Many of the open source TSDBs come with their own visualisation dashbaords, some are better than others, InfluxDB has Chronograf, Elasticsearch has Kibana, Graphite has many. Grafana is another option which is great in that it supports alerting and is a generic dashboard supporting many storage backends including all popular open source TSDBs, for those using AWS it even supports Cloudwatch as a datasource. Otherwise, if you need a tailored interface, there’s always roll-your-own with something like D3.js.
OK so we have options for persistence and visualisation, how do we go about collecting our application’s metrics? Again there is no shortage of open source solutions in this space that work with different storage backends e.g. Telegraf, Metricbeat, CollectD. Some implement a push based approach while others a pull (or poll) based approach.
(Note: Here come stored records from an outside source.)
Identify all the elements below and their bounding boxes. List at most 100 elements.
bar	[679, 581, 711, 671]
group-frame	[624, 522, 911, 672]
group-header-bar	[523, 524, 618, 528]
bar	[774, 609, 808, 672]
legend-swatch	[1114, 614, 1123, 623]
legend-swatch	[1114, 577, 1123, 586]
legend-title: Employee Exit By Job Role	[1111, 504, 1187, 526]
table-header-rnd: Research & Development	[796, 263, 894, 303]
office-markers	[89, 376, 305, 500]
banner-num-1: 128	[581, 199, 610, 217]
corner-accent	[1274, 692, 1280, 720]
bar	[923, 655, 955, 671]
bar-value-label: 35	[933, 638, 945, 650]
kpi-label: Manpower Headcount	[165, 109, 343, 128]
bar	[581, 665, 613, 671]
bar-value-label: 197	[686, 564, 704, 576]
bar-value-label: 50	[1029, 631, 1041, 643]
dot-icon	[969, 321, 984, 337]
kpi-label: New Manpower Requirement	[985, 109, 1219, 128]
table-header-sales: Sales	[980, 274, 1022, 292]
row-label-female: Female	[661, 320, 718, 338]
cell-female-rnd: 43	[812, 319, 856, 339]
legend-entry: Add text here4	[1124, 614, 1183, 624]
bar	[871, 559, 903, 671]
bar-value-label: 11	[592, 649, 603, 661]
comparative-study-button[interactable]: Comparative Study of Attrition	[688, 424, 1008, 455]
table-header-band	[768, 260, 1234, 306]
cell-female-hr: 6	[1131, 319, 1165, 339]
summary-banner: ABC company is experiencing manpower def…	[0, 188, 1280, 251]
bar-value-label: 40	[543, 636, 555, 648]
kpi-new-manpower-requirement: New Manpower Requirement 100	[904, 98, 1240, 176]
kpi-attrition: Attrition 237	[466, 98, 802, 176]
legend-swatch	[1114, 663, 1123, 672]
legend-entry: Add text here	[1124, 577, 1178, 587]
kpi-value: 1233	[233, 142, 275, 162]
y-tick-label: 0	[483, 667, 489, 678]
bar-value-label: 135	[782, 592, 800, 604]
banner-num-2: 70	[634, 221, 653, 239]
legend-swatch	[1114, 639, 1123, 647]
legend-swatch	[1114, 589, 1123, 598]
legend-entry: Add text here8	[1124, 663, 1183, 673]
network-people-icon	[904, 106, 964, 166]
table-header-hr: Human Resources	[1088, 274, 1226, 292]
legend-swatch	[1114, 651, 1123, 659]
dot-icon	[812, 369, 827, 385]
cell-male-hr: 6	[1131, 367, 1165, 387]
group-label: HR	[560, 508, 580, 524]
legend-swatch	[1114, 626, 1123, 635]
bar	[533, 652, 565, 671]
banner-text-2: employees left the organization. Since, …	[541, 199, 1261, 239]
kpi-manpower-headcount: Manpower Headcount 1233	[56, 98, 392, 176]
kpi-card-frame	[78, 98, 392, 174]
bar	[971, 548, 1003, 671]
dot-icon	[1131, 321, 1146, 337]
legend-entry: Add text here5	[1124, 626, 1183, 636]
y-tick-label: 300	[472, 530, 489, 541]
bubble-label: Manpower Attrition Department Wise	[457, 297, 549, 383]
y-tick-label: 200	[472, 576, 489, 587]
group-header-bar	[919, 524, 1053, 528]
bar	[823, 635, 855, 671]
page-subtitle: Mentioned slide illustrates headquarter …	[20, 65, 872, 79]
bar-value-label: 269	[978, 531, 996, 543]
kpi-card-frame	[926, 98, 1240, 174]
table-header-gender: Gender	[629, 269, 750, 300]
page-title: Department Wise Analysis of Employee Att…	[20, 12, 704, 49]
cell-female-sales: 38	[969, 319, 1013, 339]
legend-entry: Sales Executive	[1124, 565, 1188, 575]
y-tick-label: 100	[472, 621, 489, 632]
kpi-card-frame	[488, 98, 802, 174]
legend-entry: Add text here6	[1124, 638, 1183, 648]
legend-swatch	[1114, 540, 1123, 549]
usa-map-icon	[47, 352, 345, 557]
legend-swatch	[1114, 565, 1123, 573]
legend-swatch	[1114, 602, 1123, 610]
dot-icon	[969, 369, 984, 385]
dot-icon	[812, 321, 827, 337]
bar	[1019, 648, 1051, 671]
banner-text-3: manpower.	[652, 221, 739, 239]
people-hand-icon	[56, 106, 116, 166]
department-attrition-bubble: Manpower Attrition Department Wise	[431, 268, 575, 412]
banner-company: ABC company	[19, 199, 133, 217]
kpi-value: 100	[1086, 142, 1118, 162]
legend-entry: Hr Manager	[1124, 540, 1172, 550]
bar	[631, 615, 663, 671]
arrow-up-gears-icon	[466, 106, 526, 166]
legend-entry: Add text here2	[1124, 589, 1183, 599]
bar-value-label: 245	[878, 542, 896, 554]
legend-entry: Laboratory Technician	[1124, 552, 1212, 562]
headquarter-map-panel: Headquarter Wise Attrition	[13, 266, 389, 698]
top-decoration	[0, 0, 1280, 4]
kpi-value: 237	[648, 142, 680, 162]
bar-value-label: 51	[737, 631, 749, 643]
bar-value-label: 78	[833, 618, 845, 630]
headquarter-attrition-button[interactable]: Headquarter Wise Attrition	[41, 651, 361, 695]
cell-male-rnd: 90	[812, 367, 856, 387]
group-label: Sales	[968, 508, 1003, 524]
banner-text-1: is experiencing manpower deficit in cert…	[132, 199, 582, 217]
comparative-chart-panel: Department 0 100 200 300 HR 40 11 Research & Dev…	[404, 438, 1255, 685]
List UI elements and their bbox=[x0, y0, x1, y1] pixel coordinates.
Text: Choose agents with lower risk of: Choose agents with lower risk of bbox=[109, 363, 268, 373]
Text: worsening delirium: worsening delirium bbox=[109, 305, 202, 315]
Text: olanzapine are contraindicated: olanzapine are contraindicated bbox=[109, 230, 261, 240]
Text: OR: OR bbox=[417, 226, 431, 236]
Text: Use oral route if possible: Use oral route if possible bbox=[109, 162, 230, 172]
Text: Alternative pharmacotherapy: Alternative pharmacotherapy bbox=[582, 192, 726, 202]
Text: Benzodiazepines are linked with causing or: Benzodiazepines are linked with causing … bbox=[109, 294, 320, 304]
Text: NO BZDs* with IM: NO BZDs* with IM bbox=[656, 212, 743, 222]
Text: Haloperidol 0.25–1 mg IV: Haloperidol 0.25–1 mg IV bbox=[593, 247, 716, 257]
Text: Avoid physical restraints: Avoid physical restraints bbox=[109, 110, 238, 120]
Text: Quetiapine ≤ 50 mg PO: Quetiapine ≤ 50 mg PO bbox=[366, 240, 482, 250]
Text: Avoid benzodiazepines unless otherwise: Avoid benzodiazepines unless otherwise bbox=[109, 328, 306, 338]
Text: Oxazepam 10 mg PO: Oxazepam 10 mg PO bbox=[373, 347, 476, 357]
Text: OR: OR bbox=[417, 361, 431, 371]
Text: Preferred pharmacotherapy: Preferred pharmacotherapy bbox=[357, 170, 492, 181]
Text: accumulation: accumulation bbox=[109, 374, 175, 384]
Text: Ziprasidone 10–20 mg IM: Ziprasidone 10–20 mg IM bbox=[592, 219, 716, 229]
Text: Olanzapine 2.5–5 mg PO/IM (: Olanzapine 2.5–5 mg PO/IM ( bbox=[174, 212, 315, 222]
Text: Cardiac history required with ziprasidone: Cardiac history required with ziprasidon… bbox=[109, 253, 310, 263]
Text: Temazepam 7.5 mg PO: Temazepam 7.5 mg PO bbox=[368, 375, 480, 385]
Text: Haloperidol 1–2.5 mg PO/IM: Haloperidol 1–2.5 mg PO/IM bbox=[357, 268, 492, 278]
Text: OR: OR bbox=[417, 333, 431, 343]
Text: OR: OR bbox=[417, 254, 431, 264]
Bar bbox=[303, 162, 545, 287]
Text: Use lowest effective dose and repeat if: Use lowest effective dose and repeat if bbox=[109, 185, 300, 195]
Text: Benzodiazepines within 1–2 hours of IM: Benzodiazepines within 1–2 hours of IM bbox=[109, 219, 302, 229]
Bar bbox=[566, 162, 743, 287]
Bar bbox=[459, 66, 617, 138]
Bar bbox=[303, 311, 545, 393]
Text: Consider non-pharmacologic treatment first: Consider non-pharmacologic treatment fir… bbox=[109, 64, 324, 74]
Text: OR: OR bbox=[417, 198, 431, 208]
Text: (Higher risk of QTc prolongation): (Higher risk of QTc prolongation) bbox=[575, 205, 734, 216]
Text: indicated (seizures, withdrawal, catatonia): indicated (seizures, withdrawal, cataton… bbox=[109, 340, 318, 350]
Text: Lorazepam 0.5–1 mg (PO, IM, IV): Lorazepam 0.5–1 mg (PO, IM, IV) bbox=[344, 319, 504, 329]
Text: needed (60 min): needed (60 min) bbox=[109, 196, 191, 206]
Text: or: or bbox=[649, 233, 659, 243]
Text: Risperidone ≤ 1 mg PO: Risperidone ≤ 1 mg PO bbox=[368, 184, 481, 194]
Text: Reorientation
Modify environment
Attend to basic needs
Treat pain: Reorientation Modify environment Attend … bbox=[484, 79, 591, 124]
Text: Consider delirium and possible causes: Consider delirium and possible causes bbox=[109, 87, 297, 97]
There are some things to keep in mind when deciding on a pull vs push approach. Let’s start with pull, this is the more traditional approach where an agent spends a great deal of resources and time polling target systems at regular intervals, one such example is Nagios. There are some downsides to this approach:
- Need to design around unavailability e.g. timeouts and disconnects.
- Agent’s infrastructure will need to scale as your architecture scales horizontally (think monitoring in the world of microservices).
- Agent needs to be aware of host’s running each application as they scale, maybe through something like service discovery (think monitoring in the world of containers).
- Loss in transport flexibility, some systems may be suited to TCP, others UDP or AMQP.
Fortunately using a push based approach alleviates these downsides. Having each application push instead of pull allows each application to determine the appropriate precision and transport, collection is decentralised and scales automatically as a result and sends telemetry data only as they are available.
There’s a mass of open source monitoring options out there, each with their own pros and cons, but that’s the beauty! Allowing us to trial and determine what or what combination best suits the applications we’re building and move with the times. Like everything else in software there really is no such thing as a “one size fits all” solution.